Maxim's fuel gauge ICs improve on both of these approaches. The MAX17048 implements Maxim's ModelGauge algorithm, which extends OCV techniques with estimation methods. As with other methods based on OCV, the MAX17048 eliminates the need for an additional current sense resistor. Although the device includes preloaded battery models, developers may need to perform battery characterization for optimal accuracy. Nevertheless, the device is particularly well suited to designs with very tight power budgets. During normal operation, the device consumes only 3 μA in a low-power "hibernate" mode. In this mode, the device continues to provide accurate SOC estimation, but slows the update rate to every 45 seconds (s) compared to every 250 milliseconds (ms) in active mode.
As with any OCV-based method, estimation of SOC remains subject to load transients and other factors. With the MAX17055, Maxim Integrated offers its ModelGauge m5 algorithm, which uses OCV methods to correct the long-term drift in coulomb counting (Figure 5).
Figure 5: Advanced fuel gauge ICs such as the Maxim MAX17055 combine both open-circuit voltage (OCV) and coulomb counting methods to deliver very accurate results across the full lifecycle of the battery. (Image source: Maxim Integrated)

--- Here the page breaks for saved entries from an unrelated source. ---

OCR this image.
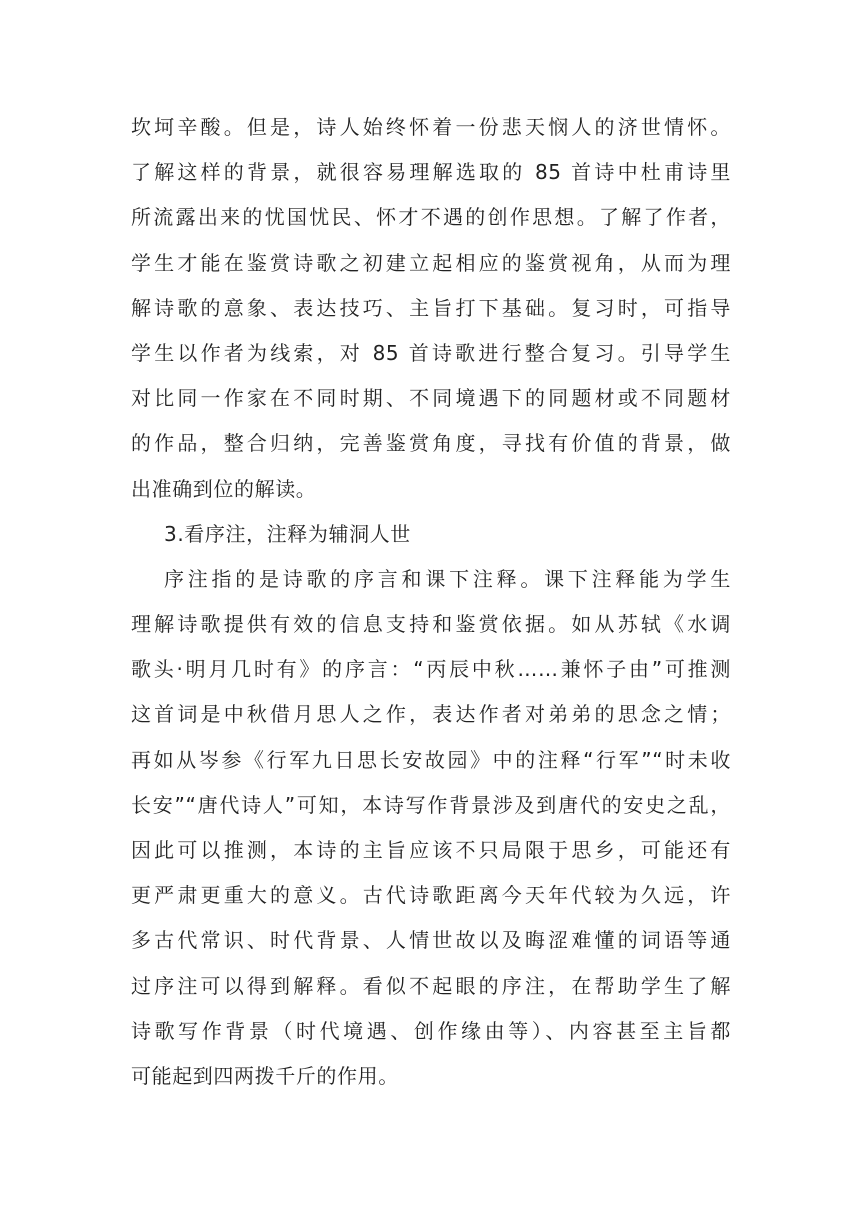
坎坷辛酸。但是，诗人始终怀着一份悲天悯人的济世情怀。
了解这样的背景，就很容易理解选取的 85 首诗中杜甫诗里
所流露出来的忧国忧民、怀才不遇的创作思想。了解了作者，
学生才能在鉴赏诗歌之初建立起相应的鉴赏视角，从而为理
解诗歌的意象、表达技巧、主旨打下基础。复习时，可指导
学生以作者为线索，对 85 首诗歌进行整合复习。引导学生
对比同一作家在不同时期、不同境遇下的同题材或不同题材
的作品，整合归纳，完善鉴赏角度，寻找有价值的背景，做
出准确到位的解读。
3.看序注，注释为辅洞人世
序注指的是诗歌的序言和课下注释。课下注释能为学生
理解诗歌提供有效的信息支持和鉴赏依据。如从苏轼《水调
歌头·明月几时有》的序言：“丙辰中秋……兼怀子由”可推测
这首词是中秋借月思人之作，表达作者对弟弟的思念之情；
再如从岑参《行军九日思长安故园》中的注释“行军”“时未收
长安”“唐代诗人”可知，本诗写作背景涉及到唐代的安史之乱，
因此可以推测，本诗的主旨应该不只局限于思乡，可能还有
更严肃更重大的意义。古代诗歌距离今天年代较为久远，许
多古代常识、时代背景、人情世故以及晦涩难懂的词语等通
过序注可以得到解释。看似不起眼的序注，在帮助学生了解
诗歌写作背景（时代境遇、创作缘由等）、内容甚至主旨都
可能起到四两拨千斤的作用。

The MAX17055 uses this method to provide a very accurate fuel gauge with an external Rsense resistor and a few capacitors (Figure 6). As with the MAX17048, this device provides a hibernate mode that reduces power consumption to 7 μA without loss of function. In this case, hibernate mode performs updates every 5.625 s instead of every 175.8 ms in fully active mode.
Figure 6: Developers can implement a very accurate battery fuel gauge feature using the Maxim MAX17055, an external sense resistor, and a few capacitors. (Image source: Maxim Integrated)
Another ModelGauge m5 fuel gauge option integrates the Rsense resistor with little impact on footprint – 2.132 mm2 compared to 2.115 mm2 for the MAX17055 in a similar 9-pin wafer level package (WLP). The Rsense integrated option brings current consumption in the hibernate operating mode down to only 5.2 μA while providing the same 5.6 s update rate.
Despite the need for an external Rsense component, using the MAX17055 fuel gauge IC in combination with the MAX77650 PMIC and its single inductor provides a space-efficient design (Figure 7). Maxim Integrated uses this combination as the power subsystem design in its MAX32620-based MAX32620FTHR development board.
Figure 7: Used in combination, the Maxim MAX77650 PMIC and MAX17055 fuel gauge IC provide a sophisticated power subsystem in a simple design that needs only the PMIC's single inductor (L1), a fuel gauge Rsense resistor (R14), a Murata Electronics NCP15XH103F03RC NTC thermistor, resistors, and capacitors. (Image source: Maxim Integrated)
Along with the MCU, PMIC, and fuel gauge devices, the board needs only the PMIC's single inductor (L1), a fuel gauge Rsense resistor (R14), a Murata Electronics NCP15XH103F03RC NTC thermistor, resistors, and capacitors. It provides two 12-pin socket connectors, two RGB LEDs, and two pushbuttons in a footprint that measures only 0.9 inches x 2.0 inches. Developers can power the board through its micro USB connector, or attaching a battery through its 2 mm connector.
To meet user expectations for smart products, battery-powered devices need to closely match more conventional products in appearance and usability. For designers, meeting these constraints means minimizing power consumption and design footprint without sacrificing the performance needed to create more intelligent products.
Using Maxim Integrated Darwin MCUs, SIMO PMICs, and advanced fuel gauge ICs, developers can meet these often conflicting requirements with designs that deliver sophisticated capabilities in a form and function familiar to users.